Opel GTs imported into the States and thrust upon unsuspecting Buick dealers were equipped with one of two four-bangers. A 1.1-liter unit developed a respectable – considering the car’s low weight – 67 hp. An overhead-cam, 1.9-liter engine was optional and provided a significant horsepower advantage. It proved to be much more popular than its little brother, likely because the bigger engine could be ordered with a three-speed automatic. The four-speed manual was certainly more sporting but, after all, these cars were sold by Buick dealers . . . not that anyone ever mistook a GT for a Riviera.

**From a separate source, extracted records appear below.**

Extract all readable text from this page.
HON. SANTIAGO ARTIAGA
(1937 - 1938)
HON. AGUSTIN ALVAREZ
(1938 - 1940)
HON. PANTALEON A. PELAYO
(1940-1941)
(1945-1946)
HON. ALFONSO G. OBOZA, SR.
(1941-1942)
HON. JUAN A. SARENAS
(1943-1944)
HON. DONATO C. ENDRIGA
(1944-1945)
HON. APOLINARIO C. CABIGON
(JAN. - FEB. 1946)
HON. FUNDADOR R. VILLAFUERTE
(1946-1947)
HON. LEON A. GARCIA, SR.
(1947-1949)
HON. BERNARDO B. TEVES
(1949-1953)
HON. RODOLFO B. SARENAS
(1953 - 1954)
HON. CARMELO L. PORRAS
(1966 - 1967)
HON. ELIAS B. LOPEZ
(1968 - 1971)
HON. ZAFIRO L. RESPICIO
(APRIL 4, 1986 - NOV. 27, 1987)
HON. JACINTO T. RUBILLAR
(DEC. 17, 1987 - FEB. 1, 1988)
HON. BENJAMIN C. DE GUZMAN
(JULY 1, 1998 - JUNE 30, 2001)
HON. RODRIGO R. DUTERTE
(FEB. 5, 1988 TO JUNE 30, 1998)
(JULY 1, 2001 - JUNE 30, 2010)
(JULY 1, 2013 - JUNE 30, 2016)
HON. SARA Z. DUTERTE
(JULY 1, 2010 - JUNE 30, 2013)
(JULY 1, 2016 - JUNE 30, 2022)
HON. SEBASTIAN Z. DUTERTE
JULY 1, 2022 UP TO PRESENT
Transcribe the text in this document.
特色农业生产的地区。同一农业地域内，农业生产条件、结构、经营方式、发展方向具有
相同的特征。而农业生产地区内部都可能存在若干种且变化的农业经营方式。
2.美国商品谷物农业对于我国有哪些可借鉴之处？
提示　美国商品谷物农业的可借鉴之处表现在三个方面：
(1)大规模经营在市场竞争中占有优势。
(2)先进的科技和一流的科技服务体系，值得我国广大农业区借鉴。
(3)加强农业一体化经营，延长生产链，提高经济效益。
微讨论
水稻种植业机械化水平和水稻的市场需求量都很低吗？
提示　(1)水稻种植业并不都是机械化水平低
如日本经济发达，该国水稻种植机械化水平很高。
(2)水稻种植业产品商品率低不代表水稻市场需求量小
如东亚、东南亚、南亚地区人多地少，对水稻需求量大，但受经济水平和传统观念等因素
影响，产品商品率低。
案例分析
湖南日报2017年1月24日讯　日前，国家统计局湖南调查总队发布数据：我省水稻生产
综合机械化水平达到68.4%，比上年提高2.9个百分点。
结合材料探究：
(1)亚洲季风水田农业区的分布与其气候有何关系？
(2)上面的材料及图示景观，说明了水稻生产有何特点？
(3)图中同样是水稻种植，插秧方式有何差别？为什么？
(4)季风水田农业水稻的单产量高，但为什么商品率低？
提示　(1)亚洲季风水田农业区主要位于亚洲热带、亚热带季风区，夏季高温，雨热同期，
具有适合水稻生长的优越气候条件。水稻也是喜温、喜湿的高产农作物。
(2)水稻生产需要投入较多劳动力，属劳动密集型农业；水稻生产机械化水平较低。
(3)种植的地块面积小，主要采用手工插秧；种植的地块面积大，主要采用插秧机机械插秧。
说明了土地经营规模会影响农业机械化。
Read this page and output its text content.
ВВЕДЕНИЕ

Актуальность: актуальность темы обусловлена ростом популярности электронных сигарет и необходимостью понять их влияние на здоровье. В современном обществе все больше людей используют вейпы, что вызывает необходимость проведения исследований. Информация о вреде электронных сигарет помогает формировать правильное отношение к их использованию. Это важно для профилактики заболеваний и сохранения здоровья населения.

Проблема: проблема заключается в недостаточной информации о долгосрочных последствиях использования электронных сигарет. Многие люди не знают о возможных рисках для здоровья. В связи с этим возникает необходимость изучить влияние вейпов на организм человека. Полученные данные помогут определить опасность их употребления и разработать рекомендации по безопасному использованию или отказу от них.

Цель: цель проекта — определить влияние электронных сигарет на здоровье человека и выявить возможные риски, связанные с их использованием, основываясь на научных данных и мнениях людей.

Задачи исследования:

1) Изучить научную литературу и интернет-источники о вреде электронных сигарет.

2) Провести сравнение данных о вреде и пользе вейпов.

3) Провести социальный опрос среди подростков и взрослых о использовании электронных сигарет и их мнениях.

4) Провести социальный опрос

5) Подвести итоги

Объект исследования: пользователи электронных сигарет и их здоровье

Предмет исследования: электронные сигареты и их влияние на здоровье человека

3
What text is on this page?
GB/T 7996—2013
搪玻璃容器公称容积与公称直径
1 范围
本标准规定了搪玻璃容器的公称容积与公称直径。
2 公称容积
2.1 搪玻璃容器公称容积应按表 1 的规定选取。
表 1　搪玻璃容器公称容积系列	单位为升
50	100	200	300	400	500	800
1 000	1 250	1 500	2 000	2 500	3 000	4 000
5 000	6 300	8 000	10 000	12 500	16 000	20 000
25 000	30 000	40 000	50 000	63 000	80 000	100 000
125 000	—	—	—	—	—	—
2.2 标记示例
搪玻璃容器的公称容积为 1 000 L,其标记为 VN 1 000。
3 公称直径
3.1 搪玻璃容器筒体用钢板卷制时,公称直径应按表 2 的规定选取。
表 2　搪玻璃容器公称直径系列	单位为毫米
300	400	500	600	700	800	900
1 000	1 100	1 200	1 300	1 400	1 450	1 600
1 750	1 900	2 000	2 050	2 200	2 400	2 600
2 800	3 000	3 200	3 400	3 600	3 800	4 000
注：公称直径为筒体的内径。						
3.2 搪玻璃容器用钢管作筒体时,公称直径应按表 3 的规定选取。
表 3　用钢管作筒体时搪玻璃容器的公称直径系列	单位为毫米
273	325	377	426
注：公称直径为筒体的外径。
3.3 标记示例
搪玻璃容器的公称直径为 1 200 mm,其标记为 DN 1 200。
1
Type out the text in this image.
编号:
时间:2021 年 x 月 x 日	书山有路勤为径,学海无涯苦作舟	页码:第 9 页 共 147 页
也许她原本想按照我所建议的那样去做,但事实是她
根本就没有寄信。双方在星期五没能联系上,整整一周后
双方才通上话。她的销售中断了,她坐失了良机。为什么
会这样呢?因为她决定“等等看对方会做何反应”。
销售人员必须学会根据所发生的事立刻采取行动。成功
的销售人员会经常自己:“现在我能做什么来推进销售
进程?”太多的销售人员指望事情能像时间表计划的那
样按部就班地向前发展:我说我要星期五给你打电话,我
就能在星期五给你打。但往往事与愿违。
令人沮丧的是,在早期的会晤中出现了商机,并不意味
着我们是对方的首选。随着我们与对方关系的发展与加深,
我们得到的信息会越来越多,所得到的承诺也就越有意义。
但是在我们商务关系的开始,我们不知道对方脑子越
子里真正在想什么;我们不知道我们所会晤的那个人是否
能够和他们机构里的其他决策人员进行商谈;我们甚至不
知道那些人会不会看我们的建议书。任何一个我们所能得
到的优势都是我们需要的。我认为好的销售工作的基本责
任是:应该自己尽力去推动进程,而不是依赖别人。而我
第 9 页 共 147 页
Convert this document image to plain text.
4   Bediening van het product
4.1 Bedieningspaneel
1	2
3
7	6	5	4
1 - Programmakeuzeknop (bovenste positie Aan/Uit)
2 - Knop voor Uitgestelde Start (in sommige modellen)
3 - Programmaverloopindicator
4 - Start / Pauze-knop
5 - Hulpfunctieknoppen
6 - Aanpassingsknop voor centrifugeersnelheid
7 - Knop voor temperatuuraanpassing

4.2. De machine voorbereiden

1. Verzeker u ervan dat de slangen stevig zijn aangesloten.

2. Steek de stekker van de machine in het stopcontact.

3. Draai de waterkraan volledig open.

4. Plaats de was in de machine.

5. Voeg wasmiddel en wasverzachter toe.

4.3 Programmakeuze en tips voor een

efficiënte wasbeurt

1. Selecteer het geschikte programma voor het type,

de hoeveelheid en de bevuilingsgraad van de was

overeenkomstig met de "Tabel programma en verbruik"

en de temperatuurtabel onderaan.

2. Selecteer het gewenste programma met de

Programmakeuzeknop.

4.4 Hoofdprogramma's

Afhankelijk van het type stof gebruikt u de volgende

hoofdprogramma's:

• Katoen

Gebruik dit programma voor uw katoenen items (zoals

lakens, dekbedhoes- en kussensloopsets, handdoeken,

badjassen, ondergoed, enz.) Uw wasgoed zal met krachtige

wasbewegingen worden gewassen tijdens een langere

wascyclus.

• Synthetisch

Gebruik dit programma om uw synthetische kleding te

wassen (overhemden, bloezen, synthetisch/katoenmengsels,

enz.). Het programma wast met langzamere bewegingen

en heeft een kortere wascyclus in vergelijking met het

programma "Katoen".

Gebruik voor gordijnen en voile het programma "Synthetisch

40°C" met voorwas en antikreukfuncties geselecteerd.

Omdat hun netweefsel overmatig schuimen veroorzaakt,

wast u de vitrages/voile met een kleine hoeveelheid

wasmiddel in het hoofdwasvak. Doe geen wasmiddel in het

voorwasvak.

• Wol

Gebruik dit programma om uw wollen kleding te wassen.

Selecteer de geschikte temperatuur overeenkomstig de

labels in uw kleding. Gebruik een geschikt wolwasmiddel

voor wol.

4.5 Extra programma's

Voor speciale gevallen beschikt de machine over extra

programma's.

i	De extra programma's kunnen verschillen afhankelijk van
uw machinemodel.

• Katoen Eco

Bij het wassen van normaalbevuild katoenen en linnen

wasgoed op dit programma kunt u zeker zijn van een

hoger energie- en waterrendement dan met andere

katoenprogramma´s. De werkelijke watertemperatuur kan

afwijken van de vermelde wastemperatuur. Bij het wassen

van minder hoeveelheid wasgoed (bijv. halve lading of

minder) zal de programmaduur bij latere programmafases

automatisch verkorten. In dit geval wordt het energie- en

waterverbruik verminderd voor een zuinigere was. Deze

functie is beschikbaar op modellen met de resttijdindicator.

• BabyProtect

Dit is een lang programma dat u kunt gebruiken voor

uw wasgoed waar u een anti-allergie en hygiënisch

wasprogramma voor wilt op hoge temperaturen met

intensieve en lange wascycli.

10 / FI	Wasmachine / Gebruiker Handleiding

Once ensconced inside a GT – like Steve D’Auria’s chartreuse 1970 example in these photos – you find the car to be surprisingly roomy, unless you’re extremely tall or portly. The two-seat cabin can’t be called airy, but neither is it claustrophobic. The Opel is not a particularly fast piece, but because it’s so low to the ground, you get a zoomy feeling quite literally in the seat of your pants. With rear-wheel drive and a solid axle, it’s a car that you can toss around, always reasonably certain of a recovery if the back end should break away. Stopping chores are handled by disc brakes up front and drums in the rear.
In Germany, the GT was a halo car, meant to draw attention to the full line of dowdy Opels. Over here, it attracted both interest and concurrent sales for itself. More than 100,000 units were sold worldwide over the course of a model run that concluded at the end of 1973, with Buick dealers peddling nearly 70 percent of that total in the United States. The real fun in owning an Opel GT now is that it draws much more interest than the far-more-common Corvette on which it is modeled. Prices have stayed reasonable, so if the design and concept captures your imagination, you might consider buying two, which would still set you back less than the price of a single Vette. You’ll have fun, look cool, save money, and own a piece of German/American/French automotive history. Das ist groovy, n’est-ce pas?
1.1L OHV I-4,
67 (gross) hp,
1.9L OHC I-4,
75 (net)-102 (gross) hp,
Suspension, FRONT: Control arms, transverse semielliptic leaf spring
Suspension, Rear: Live axle, coil springs
103,463 (including 70,564 in the U.S.)
It’s a slinky, seven-eighths-scale Corvette that holds its own on today’s roads with respectable handling, terrific fuel economy, and gobs of curb appeal. Prices are reasonable, and parts are readily available. The Opel GT is a true piece of affordable international automotive history, and those froggy pop-up headlights make for even more fun after dark. Plus, these cars take up hardly any space.